Lyra Energy Trading, a subsidiary of the South African startup Lyra Energy, has received an electricity trading licence from the National Energy Regulator of South Africa (NERSA).
This milestone is poised to transform how industrial power consumers in the region access clean energy, marking significant progress toward market liberalization and African-led energy entrepreneurship.
The licence, formally approved on 30 July 2025 after a public regulatory process, enables Lyra to operate within South Africa’s emerging Wholesale Energy Market, unlocking new opportunities for businesses to source flexible, utility-scale renewable electricity outside of the traditional Eskom monopoly.
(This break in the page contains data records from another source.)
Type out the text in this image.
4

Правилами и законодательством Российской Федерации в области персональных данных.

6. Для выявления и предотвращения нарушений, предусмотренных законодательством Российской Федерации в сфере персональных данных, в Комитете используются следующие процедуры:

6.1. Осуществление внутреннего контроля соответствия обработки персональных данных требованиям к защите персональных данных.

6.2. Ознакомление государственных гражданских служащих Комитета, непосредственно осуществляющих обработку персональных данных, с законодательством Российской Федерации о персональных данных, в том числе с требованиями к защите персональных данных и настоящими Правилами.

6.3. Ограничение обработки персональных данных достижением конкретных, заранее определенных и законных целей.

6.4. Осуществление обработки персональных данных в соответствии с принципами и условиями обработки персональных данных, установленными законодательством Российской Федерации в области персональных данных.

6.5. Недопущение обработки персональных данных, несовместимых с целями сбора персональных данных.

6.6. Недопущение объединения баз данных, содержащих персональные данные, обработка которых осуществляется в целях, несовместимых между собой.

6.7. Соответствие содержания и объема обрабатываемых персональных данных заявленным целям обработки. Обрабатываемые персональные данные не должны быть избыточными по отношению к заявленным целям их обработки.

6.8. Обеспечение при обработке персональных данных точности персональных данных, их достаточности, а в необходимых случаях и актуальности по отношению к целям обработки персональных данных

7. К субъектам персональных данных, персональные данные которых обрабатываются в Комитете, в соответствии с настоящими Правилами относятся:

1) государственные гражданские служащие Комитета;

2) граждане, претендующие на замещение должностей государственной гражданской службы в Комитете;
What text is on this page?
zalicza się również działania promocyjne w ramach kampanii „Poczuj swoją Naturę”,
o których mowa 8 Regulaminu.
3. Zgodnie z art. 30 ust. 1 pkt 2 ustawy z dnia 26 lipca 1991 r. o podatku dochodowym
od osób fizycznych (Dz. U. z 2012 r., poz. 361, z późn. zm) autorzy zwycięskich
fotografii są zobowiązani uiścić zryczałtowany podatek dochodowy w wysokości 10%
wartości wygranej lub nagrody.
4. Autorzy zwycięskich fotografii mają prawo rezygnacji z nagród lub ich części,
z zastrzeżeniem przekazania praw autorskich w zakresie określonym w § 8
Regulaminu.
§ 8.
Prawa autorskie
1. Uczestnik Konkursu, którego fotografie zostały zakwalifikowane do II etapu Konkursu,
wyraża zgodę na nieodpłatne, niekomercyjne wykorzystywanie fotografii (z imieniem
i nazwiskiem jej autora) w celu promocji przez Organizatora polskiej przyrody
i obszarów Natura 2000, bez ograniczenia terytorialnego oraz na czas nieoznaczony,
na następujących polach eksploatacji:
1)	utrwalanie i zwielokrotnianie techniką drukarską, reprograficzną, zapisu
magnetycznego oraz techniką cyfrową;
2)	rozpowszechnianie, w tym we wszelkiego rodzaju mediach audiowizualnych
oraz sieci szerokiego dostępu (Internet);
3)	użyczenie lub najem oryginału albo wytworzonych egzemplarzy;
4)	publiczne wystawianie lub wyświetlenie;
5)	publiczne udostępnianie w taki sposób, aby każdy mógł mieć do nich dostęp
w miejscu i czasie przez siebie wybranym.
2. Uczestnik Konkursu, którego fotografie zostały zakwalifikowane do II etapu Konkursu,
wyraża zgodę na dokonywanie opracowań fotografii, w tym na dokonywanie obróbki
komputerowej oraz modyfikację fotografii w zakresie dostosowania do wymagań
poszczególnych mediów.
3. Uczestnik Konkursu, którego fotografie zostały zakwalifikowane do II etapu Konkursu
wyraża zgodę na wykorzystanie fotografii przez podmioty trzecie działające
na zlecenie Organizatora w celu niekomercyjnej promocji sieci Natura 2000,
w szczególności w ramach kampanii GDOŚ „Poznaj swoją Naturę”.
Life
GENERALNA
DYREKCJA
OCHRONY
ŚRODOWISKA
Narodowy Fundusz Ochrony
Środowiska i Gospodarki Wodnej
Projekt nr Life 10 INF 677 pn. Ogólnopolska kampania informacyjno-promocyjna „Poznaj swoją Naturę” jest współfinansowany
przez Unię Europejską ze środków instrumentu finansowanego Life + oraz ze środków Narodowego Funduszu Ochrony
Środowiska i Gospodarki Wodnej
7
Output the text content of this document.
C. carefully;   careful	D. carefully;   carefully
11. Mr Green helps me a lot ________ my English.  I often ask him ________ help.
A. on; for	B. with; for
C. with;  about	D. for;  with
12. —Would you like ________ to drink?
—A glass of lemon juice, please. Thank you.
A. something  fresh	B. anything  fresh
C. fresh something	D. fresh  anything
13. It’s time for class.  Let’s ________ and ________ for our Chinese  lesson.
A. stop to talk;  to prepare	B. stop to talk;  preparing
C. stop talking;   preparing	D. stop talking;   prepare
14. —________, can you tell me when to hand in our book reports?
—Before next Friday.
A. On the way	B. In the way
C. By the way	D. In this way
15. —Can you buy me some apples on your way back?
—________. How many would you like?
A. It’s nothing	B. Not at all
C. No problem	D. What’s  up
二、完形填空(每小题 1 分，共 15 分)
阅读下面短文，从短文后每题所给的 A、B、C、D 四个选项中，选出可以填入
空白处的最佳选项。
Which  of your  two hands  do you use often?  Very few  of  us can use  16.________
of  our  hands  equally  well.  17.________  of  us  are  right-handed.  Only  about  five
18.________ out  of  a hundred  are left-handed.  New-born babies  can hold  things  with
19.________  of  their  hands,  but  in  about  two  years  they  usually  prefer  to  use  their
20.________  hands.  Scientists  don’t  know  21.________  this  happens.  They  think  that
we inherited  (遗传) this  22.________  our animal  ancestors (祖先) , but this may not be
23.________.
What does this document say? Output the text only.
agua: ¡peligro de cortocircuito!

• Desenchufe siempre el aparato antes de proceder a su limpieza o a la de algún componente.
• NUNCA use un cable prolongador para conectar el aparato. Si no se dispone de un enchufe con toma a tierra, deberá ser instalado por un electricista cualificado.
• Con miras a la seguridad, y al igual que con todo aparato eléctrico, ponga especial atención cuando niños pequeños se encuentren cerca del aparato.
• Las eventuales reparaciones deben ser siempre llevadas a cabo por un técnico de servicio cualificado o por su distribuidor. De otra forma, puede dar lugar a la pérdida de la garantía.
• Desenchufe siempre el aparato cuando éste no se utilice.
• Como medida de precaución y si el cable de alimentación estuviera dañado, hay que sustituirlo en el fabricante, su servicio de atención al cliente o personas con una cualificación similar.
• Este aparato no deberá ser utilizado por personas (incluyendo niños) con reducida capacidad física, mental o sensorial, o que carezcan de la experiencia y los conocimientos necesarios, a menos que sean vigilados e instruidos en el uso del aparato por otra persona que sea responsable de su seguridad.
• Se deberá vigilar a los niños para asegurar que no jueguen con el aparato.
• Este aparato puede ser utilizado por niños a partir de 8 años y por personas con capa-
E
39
Backed by a strategic joint venture between Scatec, the Norway-headquartered renewable energy multinational and STANLIB, one of South Africa’s largest asset managers, Lyra Energy is one of the first African-founded platforms to aggregate renewable energy at scale while also offering competitive short-term power purchase agreements (PPAs) to commercial and industrial users.
“This licence gives us the regulatory backbone to deliver competitive clean energy, mitigate pricing volatility, and directly support our clients’ decarbonisation targets,” said Eben de Vos, Head of Lyra Energy, in a statement. “We are proud to be part of a new wave of African-led energy solutions.”
The company’s trading model leverages regulated wheeling frameworks allowing energy to be bought in bulk from solar, wind and hybrid generation assets and sold in fractions to end-users, including mines, manufacturers and large retailers all while bypassing traditional grid limitations.
Lyra’s innovation centers on its financing model, leveraging long-term institutional capital, including retirement funds from STANLIB’s infrastructure investment division, to tackle Africa’s underinvestment in transition infrastructure. Scatec adds over 1 GW of renewable projects in southern Africa, feeding into Lyra’s trading portfolio.
“This isn’t just an energy licence — it’s a signal that Africa’s homegrown energy entrepreneurs are stepping into the vacuum left by legacy systems and turning regulatory complexity into commercial opportunity,” said an industry analyst familiar with the deal.
The licensing comes at a pivotal time, as South Africa continues to face power supply instability and a pressing need to diversify its generation base. Lyra’s entry into the trading arena aligns with broader government reforms aimed at unbundling electricity markets, expanding grid access and enabling private sector participation.
While large independent power producers have dominated South Africa’s renewable energy sector in recent years, Lyra Energy’s model places entrepreneurial agility and financial innovation at the center a welcome shift for the continent’s rapidly growing clean tech ecosystem.
Lyra is expected to announce its first commercial power supply agreement before the end of the year, positioning it as a potential trailblazer in Africa’s evolving energy landscape one where entrepreneurship, policy reform and capital mobilisation converge.